A Pontremoli interessanti riflessioni alla presentazione del libro del prof. Volpi
Il debito pubblico: un macigno che si fa ogni anno più pesante e che grava sul nostro presente e, soprattutto, sul futuro del nostro Paese. In questi mesi di pandemia ha avuto un’accelerazione impressionante, schizzando al 160% del Prodotto Interno Lordo, cioè la ricchezza che l’Italia produce ogni anno. Certo non siamo soli: è un problema planetario visto che tutto il mondo si deve confrontare con una montagna di debito pubblico che, si calcola, è cinque volte superiore alla ricchezza prodotta. Se il problema è ben noto, esistono soluzioni? Se ne è parlato sabato pomeriggio a Pontremoli nell’incontro organizzato dalla locale sezione dell’ANPI e dall’Istituto Storico della Resistenza Apuana con il prof. Alessandro Volpi, docente all’Università di Pisa e che, con il collega Leonida Tedoldi (Università di Bergamo), al tema ha dedicato un libro (Storia del debito pubblico in Italia dall’Unità a oggi, Laterza 2021).
Con Volpi hanno dialogato Davide Tondani e Mario Pegollo, in quello che è risultato un confronto utile a capire meglio le dinamiche che stanno alla base di un fenomeno (quello del debito pubblico) dalle tante sfaccettature e dalle grandi conseguenze sulla vita di tutti noi e che al termine dell’incontro è sembrato essere molto più chiaro. Nel corso delle sue interlocuzioni con i presenti il prof. Volpi ha proposto anche la sua risposta all’interrogativo, cioè se il problema del debito pubblico abbia o meno una soluzione.
Sì, una soluzione c’è; o almeno ci sarebbe se solo si volesse imboccare una strada che altre realtà percorrono da lungo tempo. Partendo dal presupposto che nessun debito del 160% del PIL è rimborsabile, Volpi propone che una parte di questo venga monetizzato; dunque no all’azzeramento di parte di esso – scelta che potrebbe spaventare i mercati in quanto lascerebbe intendere che il debito non sia sostenibile dallo Stato – e procedere piuttosto alla stampa di moneta per “acquistarne” una parte.
Naturalmente nel nostro caso il problema deve essere posto a livello europeo e il soggetto deputato alla operazione sarebbe la Banca Centrale Europea. Ma è un’operazione fattibile? Secondo Volpi assolutamente sì: le condizioni ci sono tutte, compresa un’inflazione che da lungo tempo è in pratica pari a zero. Anche condizioni politiche sembrano poter essere favorevoli, e poi c’è sempre l’esempio di Paesi come gli Stati Uniti che una tale politica l’hanno adottata più volte per sostenere la propria economia.
Naturalmente il libro di Volpi e Tedoldi è molto più di questo: è un viaggio straordinario lungo più di un secolo e mezzo di storia del nostro Paese a partire da quell’Unità d’Italia che vide il nuovo Regno farsi carico dei debiti degli stati preunitari. Un Paese povero che nel 1861 partì con un debito pubblico subito molto pesante ma anche con la necessità di compiere grandi investimenti in primis per le opere pubbliche. La crescita economica dell’Italia e le grandi rimesse che i milioni di emigranti italiani riversarono dall’estero garantirono la sostenibilità del debito.
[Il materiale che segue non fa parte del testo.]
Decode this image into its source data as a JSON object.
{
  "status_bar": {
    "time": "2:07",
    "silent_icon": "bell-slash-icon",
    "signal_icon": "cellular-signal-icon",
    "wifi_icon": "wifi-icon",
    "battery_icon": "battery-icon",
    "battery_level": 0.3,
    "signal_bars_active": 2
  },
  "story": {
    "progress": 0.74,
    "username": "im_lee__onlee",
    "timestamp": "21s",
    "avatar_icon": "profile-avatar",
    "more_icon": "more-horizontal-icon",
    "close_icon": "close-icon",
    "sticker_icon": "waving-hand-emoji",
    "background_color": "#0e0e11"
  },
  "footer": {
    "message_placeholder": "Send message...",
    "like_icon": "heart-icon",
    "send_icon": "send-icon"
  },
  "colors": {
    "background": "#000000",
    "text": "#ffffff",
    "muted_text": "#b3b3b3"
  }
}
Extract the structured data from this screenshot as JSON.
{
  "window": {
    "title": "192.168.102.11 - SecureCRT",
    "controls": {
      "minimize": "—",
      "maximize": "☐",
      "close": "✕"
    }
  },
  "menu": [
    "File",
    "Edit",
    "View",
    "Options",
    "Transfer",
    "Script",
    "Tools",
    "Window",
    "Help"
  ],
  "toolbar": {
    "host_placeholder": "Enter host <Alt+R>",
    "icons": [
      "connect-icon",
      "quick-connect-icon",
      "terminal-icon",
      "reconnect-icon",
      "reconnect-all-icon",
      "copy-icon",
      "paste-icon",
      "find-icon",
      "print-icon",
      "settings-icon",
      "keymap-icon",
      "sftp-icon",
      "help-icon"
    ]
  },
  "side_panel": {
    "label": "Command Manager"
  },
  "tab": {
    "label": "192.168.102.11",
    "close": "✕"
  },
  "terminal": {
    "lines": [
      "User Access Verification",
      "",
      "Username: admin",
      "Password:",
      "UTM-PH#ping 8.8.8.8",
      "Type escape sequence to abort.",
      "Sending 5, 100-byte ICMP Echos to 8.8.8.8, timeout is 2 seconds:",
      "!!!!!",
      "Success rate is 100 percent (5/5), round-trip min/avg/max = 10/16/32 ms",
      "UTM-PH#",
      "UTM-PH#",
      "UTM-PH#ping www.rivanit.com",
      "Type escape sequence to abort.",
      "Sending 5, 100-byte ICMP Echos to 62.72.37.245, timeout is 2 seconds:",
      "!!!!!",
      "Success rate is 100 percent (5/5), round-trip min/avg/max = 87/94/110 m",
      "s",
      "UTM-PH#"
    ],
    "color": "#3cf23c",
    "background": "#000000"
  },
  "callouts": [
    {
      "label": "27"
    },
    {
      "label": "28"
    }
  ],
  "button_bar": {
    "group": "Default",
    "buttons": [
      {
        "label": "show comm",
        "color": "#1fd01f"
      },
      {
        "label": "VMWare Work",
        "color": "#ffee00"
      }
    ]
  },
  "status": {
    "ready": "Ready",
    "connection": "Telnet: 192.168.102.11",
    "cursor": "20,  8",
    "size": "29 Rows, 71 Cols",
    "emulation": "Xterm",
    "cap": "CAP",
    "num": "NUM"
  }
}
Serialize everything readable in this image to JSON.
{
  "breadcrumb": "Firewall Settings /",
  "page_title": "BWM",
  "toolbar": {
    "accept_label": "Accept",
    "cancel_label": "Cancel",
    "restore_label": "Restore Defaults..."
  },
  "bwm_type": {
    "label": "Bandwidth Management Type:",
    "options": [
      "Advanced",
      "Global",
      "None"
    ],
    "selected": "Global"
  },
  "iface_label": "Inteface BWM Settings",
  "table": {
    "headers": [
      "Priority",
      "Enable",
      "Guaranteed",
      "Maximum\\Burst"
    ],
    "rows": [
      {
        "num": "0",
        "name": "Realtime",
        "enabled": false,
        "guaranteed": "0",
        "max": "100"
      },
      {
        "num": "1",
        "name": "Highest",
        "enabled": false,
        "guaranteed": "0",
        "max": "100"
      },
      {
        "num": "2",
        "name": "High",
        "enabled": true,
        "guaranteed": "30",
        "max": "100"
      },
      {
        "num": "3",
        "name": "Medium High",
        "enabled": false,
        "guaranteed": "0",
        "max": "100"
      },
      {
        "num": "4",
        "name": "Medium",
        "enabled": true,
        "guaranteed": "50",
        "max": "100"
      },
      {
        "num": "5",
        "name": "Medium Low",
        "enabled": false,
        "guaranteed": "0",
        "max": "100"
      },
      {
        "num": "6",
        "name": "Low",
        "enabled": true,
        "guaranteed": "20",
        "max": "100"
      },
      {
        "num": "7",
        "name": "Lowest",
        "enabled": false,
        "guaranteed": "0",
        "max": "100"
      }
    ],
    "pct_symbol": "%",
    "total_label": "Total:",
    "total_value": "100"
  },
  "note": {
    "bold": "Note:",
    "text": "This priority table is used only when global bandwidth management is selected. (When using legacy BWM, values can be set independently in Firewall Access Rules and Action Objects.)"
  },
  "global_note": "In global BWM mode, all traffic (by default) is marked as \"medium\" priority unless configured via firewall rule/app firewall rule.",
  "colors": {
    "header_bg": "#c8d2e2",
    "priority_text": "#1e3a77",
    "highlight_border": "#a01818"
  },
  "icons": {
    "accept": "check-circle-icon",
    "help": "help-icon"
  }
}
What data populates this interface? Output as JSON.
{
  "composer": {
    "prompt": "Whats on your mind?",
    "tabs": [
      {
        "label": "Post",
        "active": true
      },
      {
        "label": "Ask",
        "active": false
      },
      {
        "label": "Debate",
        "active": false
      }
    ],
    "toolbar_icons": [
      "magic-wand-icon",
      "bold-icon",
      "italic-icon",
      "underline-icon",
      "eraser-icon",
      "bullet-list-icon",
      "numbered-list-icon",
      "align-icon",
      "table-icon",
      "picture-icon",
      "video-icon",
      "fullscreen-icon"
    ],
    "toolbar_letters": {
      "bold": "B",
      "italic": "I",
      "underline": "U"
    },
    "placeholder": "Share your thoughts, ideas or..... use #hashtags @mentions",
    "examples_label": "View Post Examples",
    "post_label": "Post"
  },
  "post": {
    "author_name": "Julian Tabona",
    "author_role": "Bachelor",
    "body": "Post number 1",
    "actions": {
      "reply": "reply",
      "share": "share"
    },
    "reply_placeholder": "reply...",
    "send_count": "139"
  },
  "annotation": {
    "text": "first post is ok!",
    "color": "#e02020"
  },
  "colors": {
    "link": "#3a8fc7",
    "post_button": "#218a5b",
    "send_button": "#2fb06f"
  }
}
Se alla fine della Prima Guerra Mondiale il debito era al 160%, più o meno come oggi, il boom economico degli anni Cinquanta e Sessanta fece respirare il nostro Paese, fino alla crisi del 1973 con l’esplosione della inflazione e l’avvio di un nuovo percorso di crescita del debito pubblico italiano. Con il “divorzio” tra Banca d’Italia e Ministero del Tesoro tutto il debito italiano viene messo sul mercato, l’inflazione si riduce ma crescono i tassi d’interesse e il debito passa dal 60% al 100% del PIL in poco più di un decennio. E continua a salire e condiziona non solo l’economia ma anche la politica e mette a rischio la stessa sovranità nazionale. L’euro, creato per fare concorrenza al dollaro, può essere lo strumento per raffreddare il debito, ma – a giudizio di Volpi – serve coraggio e volontà di avviare una stagione nuova, di politiche espansive e non di annunciare – come fatto in questi mesi -che dal 2023 dovranno tornare manovre finanziarie di contenimento che inevitabilmente finirebbero per “strozzare” l’economia. L’Europa lo ha già fatto nel passato recente con la Grecia!
E sul tavolo c’è anche il tema dell’enorme quantità di risparmio privato degli italiani, fermo e improduttivo sui conti correnti bancari: 1.800 miliardi di euro. Il 70% è di cittadini che potrebbero essere disposti ad investire in nuovi titoli di stato: il successo recente dei BTP Italia sembra dimostrarlo. (p. biss.)